The s62A bad faith ground also failed for lack of evidence.
Danielle Piat v JimmyRum Pty Ltd  ATMO 139 (19 September 2019)
Unsuccessful opposition to trademark registration of JimmyRum filed on 26 September 2017 for rum in class 33.
The opposition proceeded only under the s60 reputation ground. The opponent belatedly retained legal representation and a request was made to amend the Statement of Grounds and Particulars to add additional grounds and evidence was filed out of time in support of those additional grounds. However, the request to add new grounds was refused and the late evidence was not considered.
The opponent and her husband, James Gorman, run a cocktail bar in Port Douglas which opened in June 2017. Mr Gorman was apparently also known as Jimmy Rum and the cocktail bar is called Jimmy Rum’s Mixing Lounge. However, the evidence relied upon was insufficient to establish the requisite degree of Australian reputation and so the s60 ground of opposition failed.
Energy Beverages LLC v Cantarella Bros Pty Limited  ATMO 140 (24 September 2019)
Unsuccessful opposition by Energy Beverages to an application for removal of its trademark registration for MOTHER LOADED ICE COFFEE, alleging non-use during the 3 years period ending on 13 January 2018.
The trademark registration dated from 8 February 2011 and covered various goods in classes 29 and 30.
Rights to this trademark (and other MOTHER marks) were assigned on 12 June 2015 from The Coco-Cola Company to the opponent.
The opponent conceded the MOTHER LOADED ICE COFFEE trade mark had not been used in Australia, but relied on use since 2007 and reputation of its MOTHER marks for various energy drinks and exercise of discretion to retain this trademark registration at least for a restricted range of goods. However, the delegate was not satisfied that it is reasonable to retain this mark on the register for any of the registered goods.
The delegate noted that the opponent’s reputation was limited to energy drinks and in Frucor Beverages Limited v The Coca-Cola Company  FCA 993, Yates J found that ‘[e]nergy drinks are accepted in the beverage industry as a separate and distinct category of non-alcoholic drink’ and are ‘presented to the public as a stand-alone drinks category’. Hence, the opponent’s reputation in this category did not have a significant bearing on the exercise of discretion in the context of any of the registered goods.

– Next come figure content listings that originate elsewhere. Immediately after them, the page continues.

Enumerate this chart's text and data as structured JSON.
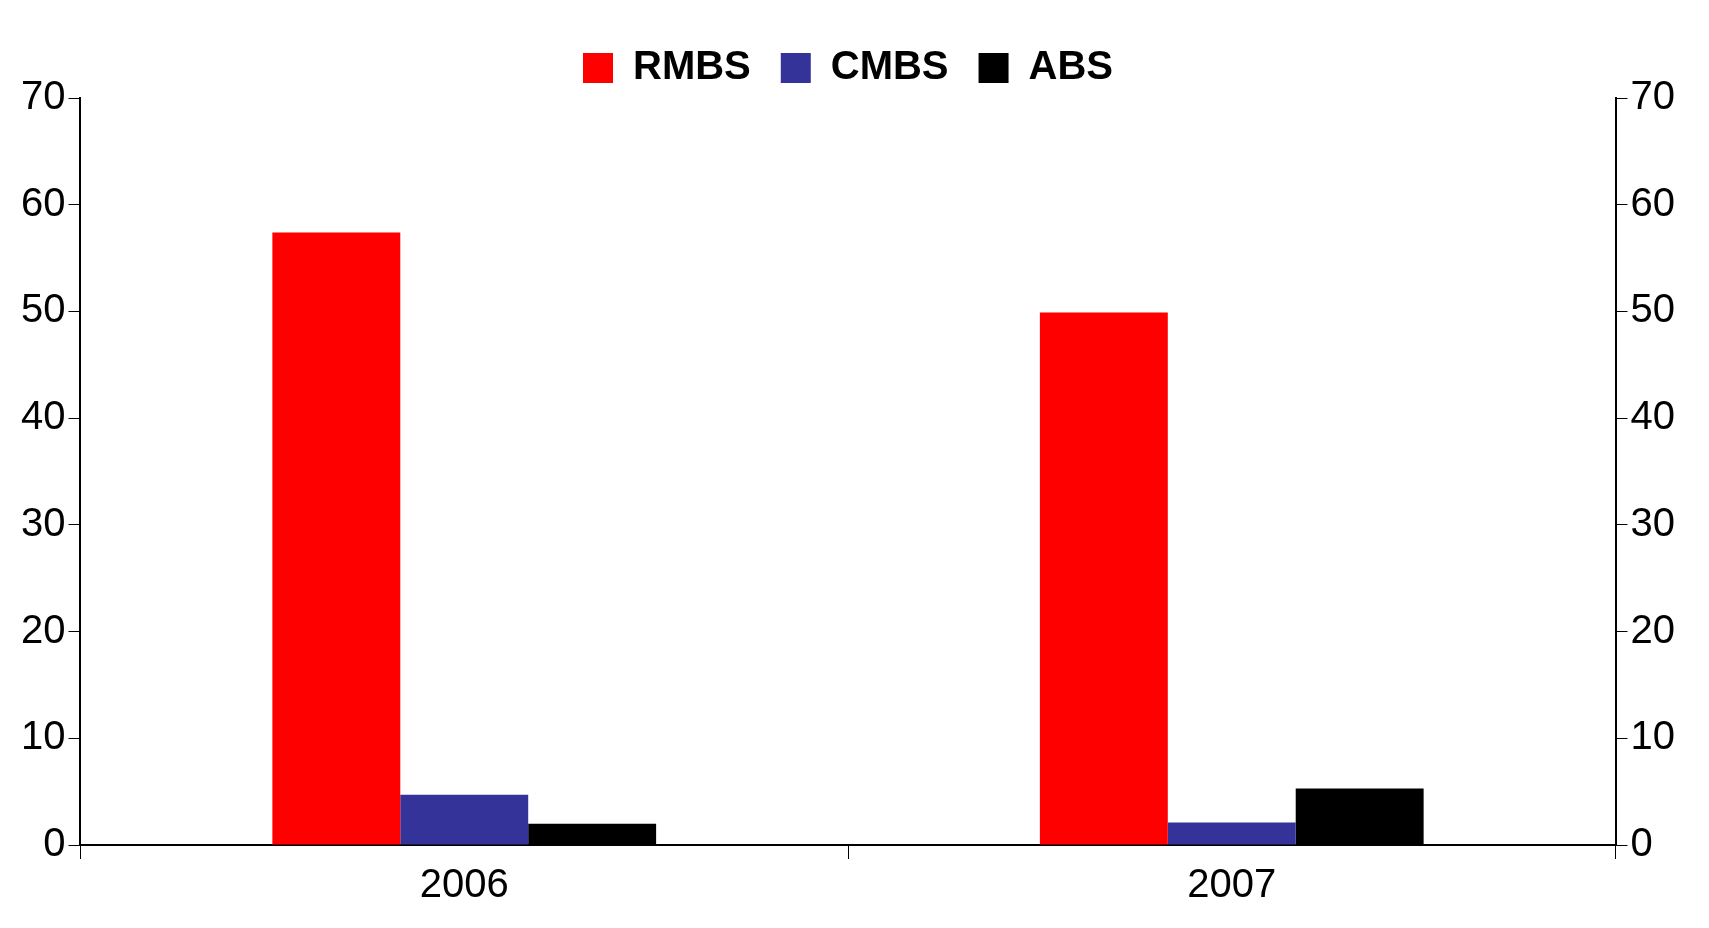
{
  "chart_data": {
    "type": "bar",
    "categories": [
      "2006",
      "2007"
    ],
    "series": [
      {
        "name": "RMBS",
        "color": "#ff0000",
        "values": [
          57.4,
          49.9
        ]
      },
      {
        "name": "CMBS",
        "color": "#333399",
        "values": [
          4.7,
          2.1
        ]
      },
      {
        "name": "ABS",
        "color": "#000000",
        "values": [
          2.0,
          5.3
        ]
      }
    ],
    "ylim": [
      0,
      70
    ],
    "yticks": [
      0,
      10,
      20,
      30,
      40,
      50,
      60,
      70
    ],
    "y2lim": [
      0,
      70
    ],
    "y2ticks": [
      0,
      10,
      20,
      30,
      40,
      50,
      60,
      70
    ],
    "grid": false,
    "legend": "top"
  }
}
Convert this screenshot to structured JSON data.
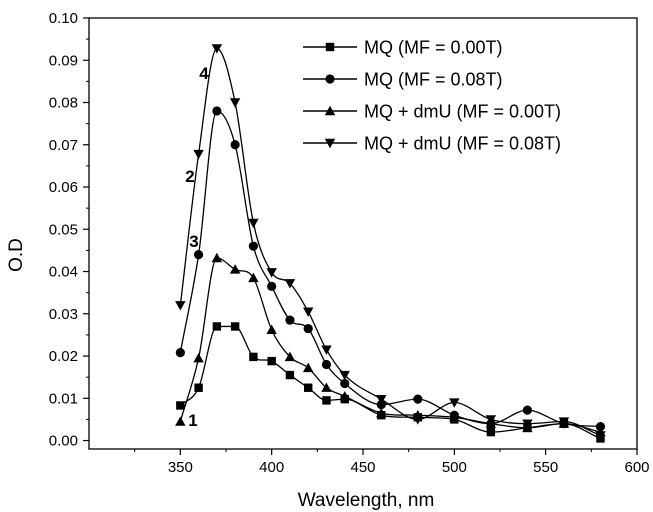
{
  "chart_data": {
    "type": "line",
    "title": "",
    "xlabel": "Wavelength, nm",
    "ylabel": "O.D",
    "xlim": [
      300,
      600
    ],
    "ylim": [
      -0.002,
      0.1
    ],
    "xticks": [
      350,
      400,
      450,
      500,
      550,
      600
    ],
    "xtick_labels": [
      "350",
      "400",
      "450",
      "500",
      "550",
      "600"
    ],
    "yticks": [
      0.0,
      0.01,
      0.02,
      0.03,
      0.04,
      0.05,
      0.06,
      0.07,
      0.08,
      0.09,
      0.1
    ],
    "ytick_labels": [
      "0.00",
      "0.01",
      "0.02",
      "0.03",
      "0.04",
      "0.05",
      "0.06",
      "0.07",
      "0.08",
      "0.09",
      "0.10"
    ],
    "grid": false,
    "legend_position": "top-right",
    "series": [
      {
        "name": "MQ (MF = 0.00T)",
        "marker": "square",
        "curve_label": "1",
        "x": [
          350,
          360,
          370,
          380,
          390,
          400,
          410,
          420,
          430,
          440,
          460,
          480,
          500,
          520,
          540,
          560,
          580
        ],
        "y": [
          0.0083,
          0.0125,
          0.027,
          0.027,
          0.0198,
          0.0188,
          0.0155,
          0.0125,
          0.0095,
          0.0098,
          0.006,
          0.0055,
          0.005,
          0.002,
          0.003,
          0.004,
          0.0005
        ]
      },
      {
        "name": "MQ (MF = 0.08T)",
        "marker": "circle",
        "curve_label": "2",
        "x": [
          350,
          360,
          370,
          380,
          390,
          400,
          410,
          420,
          430,
          440,
          460,
          480,
          500,
          520,
          540,
          560,
          580
        ],
        "y": [
          0.0208,
          0.044,
          0.078,
          0.07,
          0.046,
          0.0365,
          0.0285,
          0.0265,
          0.018,
          0.0135,
          0.0085,
          0.0098,
          0.006,
          0.004,
          0.0072,
          0.004,
          0.0033
        ]
      },
      {
        "name": "MQ + dmU (MF = 0.00T)",
        "marker": "triangle-up",
        "curve_label": "3",
        "x": [
          350,
          360,
          370,
          380,
          390,
          400,
          410,
          420,
          430,
          440,
          460,
          480,
          500,
          520,
          540,
          560,
          580
        ],
        "y": [
          0.0045,
          0.0195,
          0.0432,
          0.0405,
          0.0385,
          0.0262,
          0.0198,
          0.0172,
          0.0125,
          0.0105,
          0.0065,
          0.006,
          0.0055,
          0.004,
          0.003,
          0.004,
          0.002
        ]
      },
      {
        "name": "MQ + dmU (MF = 0.08T)",
        "marker": "triangle-down",
        "curve_label": "4",
        "x": [
          350,
          360,
          370,
          380,
          390,
          400,
          410,
          420,
          430,
          440,
          460,
          480,
          500,
          520,
          540,
          560,
          580
        ],
        "y": [
          0.032,
          0.0678,
          0.0928,
          0.08,
          0.0515,
          0.0398,
          0.0372,
          0.0305,
          0.0215,
          0.0155,
          0.0098,
          0.005,
          0.009,
          0.005,
          0.004,
          0.0045,
          0.0012
        ]
      }
    ]
  }
}
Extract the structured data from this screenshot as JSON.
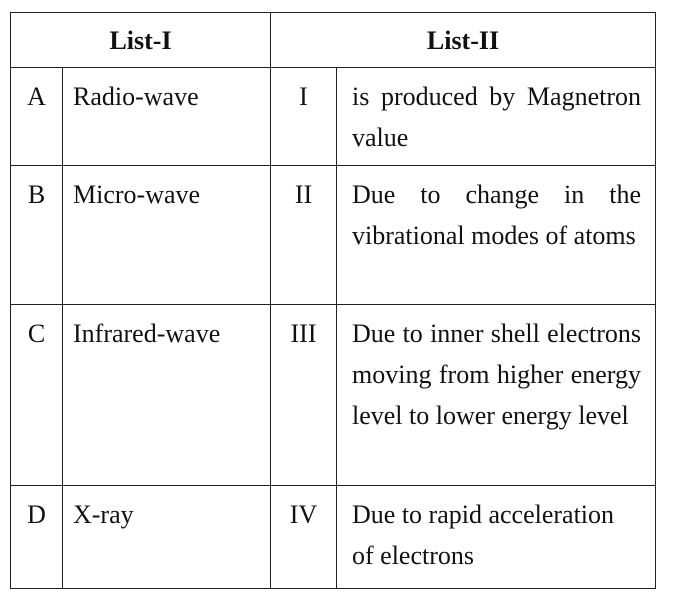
{
  "table": {
    "header": [
      "List-I",
      "List-II"
    ],
    "rows": [
      [
        "A",
        "Radio-wave",
        "I",
        "is produced by Magnetron value"
      ],
      [
        "B",
        "Micro-wave",
        "II",
        "Due to change in the vibrational modes of atoms"
      ],
      [
        "C",
        "Infrared-wave",
        "III",
        "Due to inner shell electrons moving from higher energy level to lower energy level"
      ],
      [
        "D",
        "X-ray",
        "IV",
        "Due to rapid acceleration of electrons"
      ]
    ]
  }
}
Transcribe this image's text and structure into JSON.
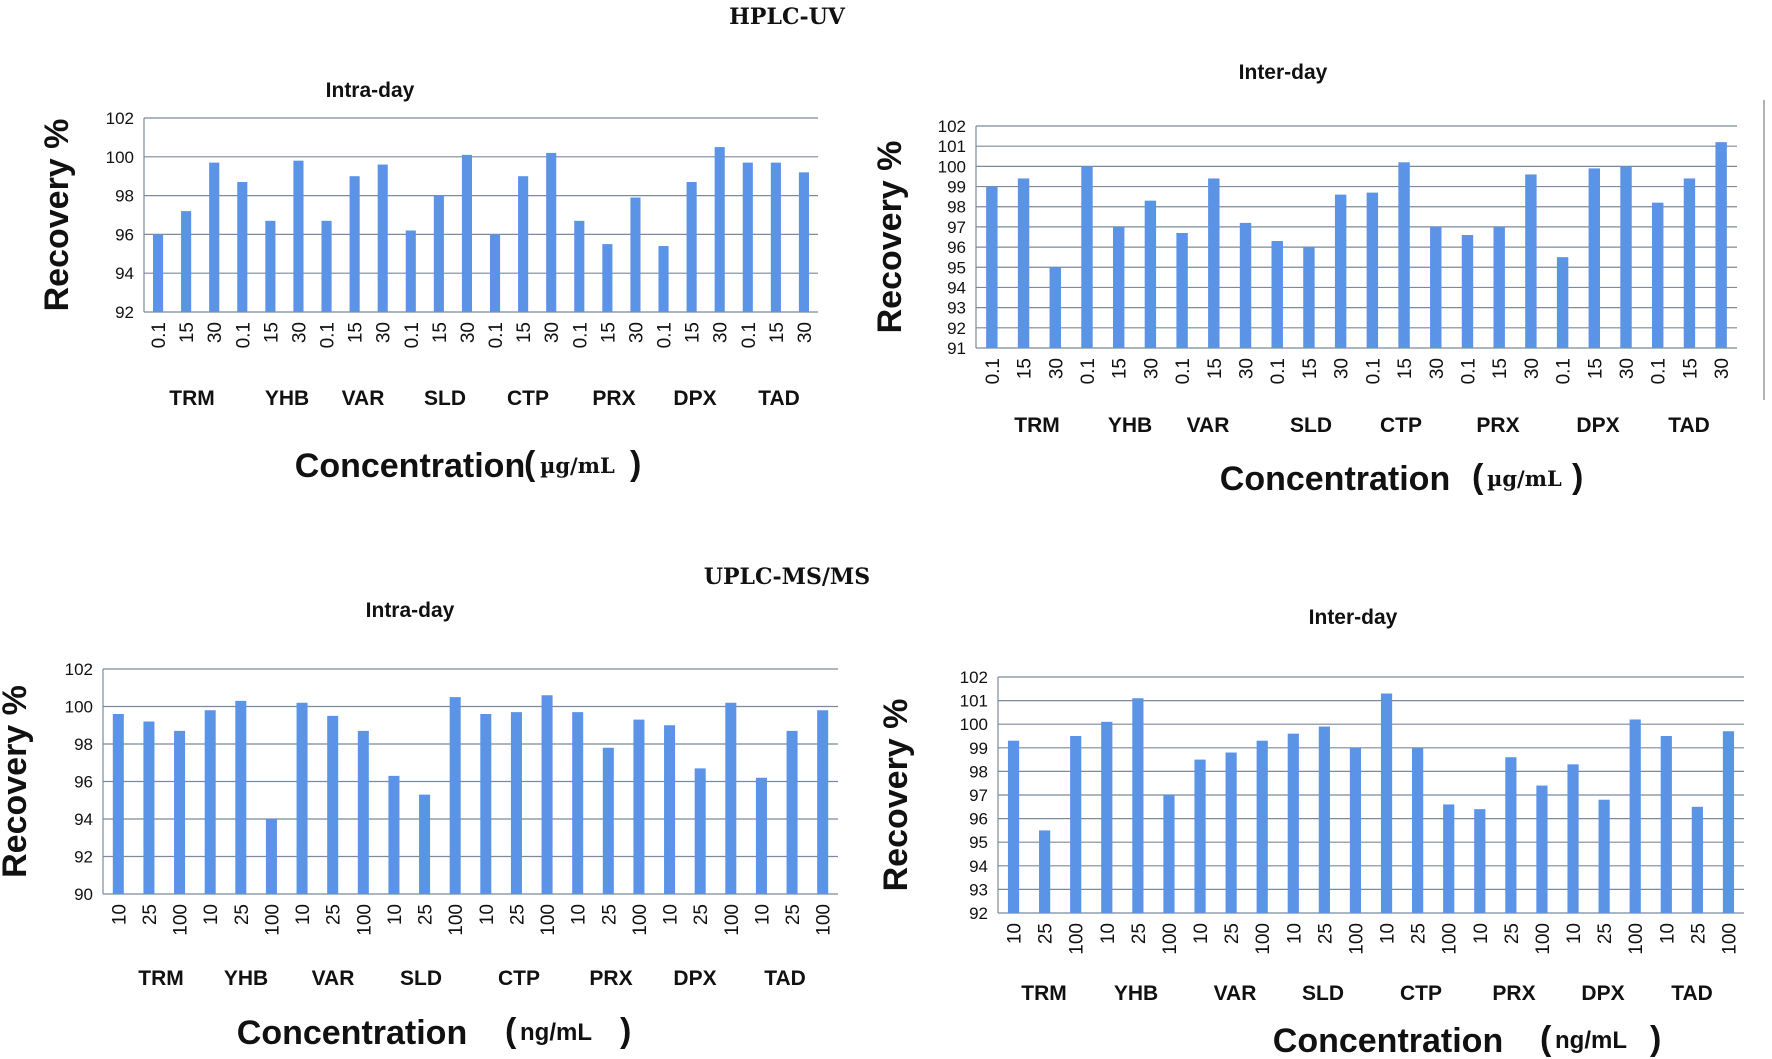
{
  "sections": {
    "top": "HPLC-UV",
    "bottom": "UPLC-MS/MS"
  },
  "chart_data": [
    {
      "type": "bar",
      "title": "Intra-day",
      "ylabel": "Recovery %",
      "xlabel": "Concentration",
      "unit": "µg/mL",
      "ylim": [
        92,
        102
      ],
      "yticks": [
        92,
        94,
        96,
        98,
        100,
        102
      ],
      "grid": true,
      "groups": [
        "TRM",
        "YHB",
        "VAR",
        "SLD",
        "CTP",
        "PRX",
        "DPX",
        "TAD"
      ],
      "categories": [
        "0.1",
        "15",
        "30",
        "0.1",
        "15",
        "30",
        "0.1",
        "15",
        "30",
        "0.1",
        "15",
        "30",
        "0.1",
        "15",
        "30",
        "0.1",
        "15",
        "30",
        "0.1",
        "15",
        "30",
        "0.1",
        "15",
        "30"
      ],
      "values": [
        96.0,
        97.2,
        99.7,
        98.7,
        96.7,
        99.8,
        96.7,
        99.0,
        99.6,
        96.2,
        98.0,
        100.1,
        96.0,
        99.0,
        100.2,
        96.7,
        95.5,
        97.9,
        95.4,
        98.7,
        100.5,
        99.7,
        99.7,
        99.2
      ],
      "color": "#5b93e6"
    },
    {
      "type": "bar",
      "title": "Inter-day",
      "ylabel": "Recovery %",
      "xlabel": "Concentration",
      "unit": "µg/mL",
      "ylim": [
        91,
        102
      ],
      "yticks": [
        91,
        92,
        93,
        94,
        95,
        96,
        97,
        98,
        99,
        100,
        101,
        102
      ],
      "grid": true,
      "groups": [
        "TRM",
        "YHB",
        "VAR",
        "SLD",
        "CTP",
        "PRX",
        "DPX",
        "TAD"
      ],
      "categories": [
        "0.1",
        "15",
        "30",
        "0.1",
        "15",
        "30",
        "0.1",
        "15",
        "30",
        "0.1",
        "15",
        "30",
        "0.1",
        "15",
        "30",
        "0.1",
        "15",
        "30",
        "0.1",
        "15",
        "30",
        "0.1",
        "15",
        "30"
      ],
      "values": [
        99.0,
        99.4,
        95.0,
        100.0,
        97.0,
        98.3,
        96.7,
        99.4,
        97.2,
        96.3,
        96.0,
        98.6,
        98.7,
        100.2,
        97.0,
        96.6,
        97.0,
        99.6,
        95.5,
        99.9,
        100.0,
        98.2,
        99.4,
        101.2
      ],
      "color": "#5b93e6"
    },
    {
      "type": "bar",
      "title": "Intra-day",
      "ylabel": "Recovery %",
      "xlabel": "Concentration",
      "unit": "ng/mL",
      "ylim": [
        90,
        102
      ],
      "yticks": [
        90,
        92,
        94,
        96,
        98,
        100,
        102
      ],
      "grid": true,
      "groups": [
        "TRM",
        "YHB",
        "VAR",
        "SLD",
        "CTP",
        "PRX",
        "DPX",
        "TAD"
      ],
      "categories": [
        "10",
        "25",
        "100",
        "10",
        "25",
        "100",
        "10",
        "25",
        "100",
        "10",
        "25",
        "100",
        "10",
        "25",
        "100",
        "10",
        "25",
        "100",
        "10",
        "25",
        "100",
        "10",
        "25",
        "100"
      ],
      "values": [
        99.6,
        99.2,
        98.7,
        99.8,
        100.3,
        94.0,
        100.2,
        99.5,
        98.7,
        96.3,
        95.3,
        100.5,
        99.6,
        99.7,
        100.6,
        99.7,
        97.8,
        99.3,
        99.0,
        96.7,
        100.2,
        96.2,
        98.7,
        99.8
      ],
      "color": "#5b93e6"
    },
    {
      "type": "bar",
      "title": "Inter-day",
      "ylabel": "Recovery %",
      "xlabel": "Concentration",
      "unit": "ng/mL",
      "ylim": [
        92,
        102
      ],
      "yticks": [
        92,
        93,
        94,
        95,
        96,
        97,
        98,
        99,
        100,
        101,
        102
      ],
      "grid": true,
      "groups": [
        "TRM",
        "YHB",
        "VAR",
        "SLD",
        "CTP",
        "PRX",
        "DPX",
        "TAD"
      ],
      "categories": [
        "10",
        "25",
        "100",
        "10",
        "25",
        "100",
        "10",
        "25",
        "100",
        "10",
        "25",
        "100",
        "10",
        "25",
        "100",
        "10",
        "25",
        "100",
        "10",
        "25",
        "100",
        "10",
        "25",
        "100"
      ],
      "values": [
        99.3,
        95.5,
        99.5,
        100.1,
        101.1,
        97.0,
        98.5,
        98.8,
        99.3,
        99.6,
        99.9,
        99.0,
        101.3,
        99.0,
        96.6,
        96.4,
        98.6,
        97.4,
        98.3,
        96.8,
        100.2,
        99.5,
        96.5,
        99.7
      ],
      "color": "#5b93e6"
    }
  ]
}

Slimtox (Australia) Pty Ltd v Slim By Nature Pty Ltd  ATMO 141 (26 September 2019)
This concerned cross-oppositions to trademark registration of DETOX26
Both companies conducted business in the weight loss field.
Slim By Nature claimed first use of DETOX26 in September 2016 for a 26 day body slimming detox program and filed its trademark applications on 3 April 2017 in classes 5 and 44.
Slimtox claimed first use of DETOX26 in February 2017. A trade mark application was filed on 4 April 2017 in classes 5 and 44 by Jennifer and Paul Whaland who assigned their rights on 14 November 2017 upon incorporation of Slimtox.
The delegate found Slim By Nature was the first user of DETOX26 in relation to goods and services connected with a dietary program. Its trade mark applications claimed an extended range of goods and services which had priority over the Slimtox application filed a day later and Slimtox could not show any earlier use for these extended goods or services.
Hence Slim By Nature was successful under the s58 ownership ground in its opposition to the DETOX26 trademark application of Slimtox.
Slimtox failed in its oppositions to the DETOX26 trademark applications filed by SlimBy Nature under the s58 ownership ground. It also relied on grounds of opposition under ss42(b), 60 and 62A but failed to establish any of those grounds.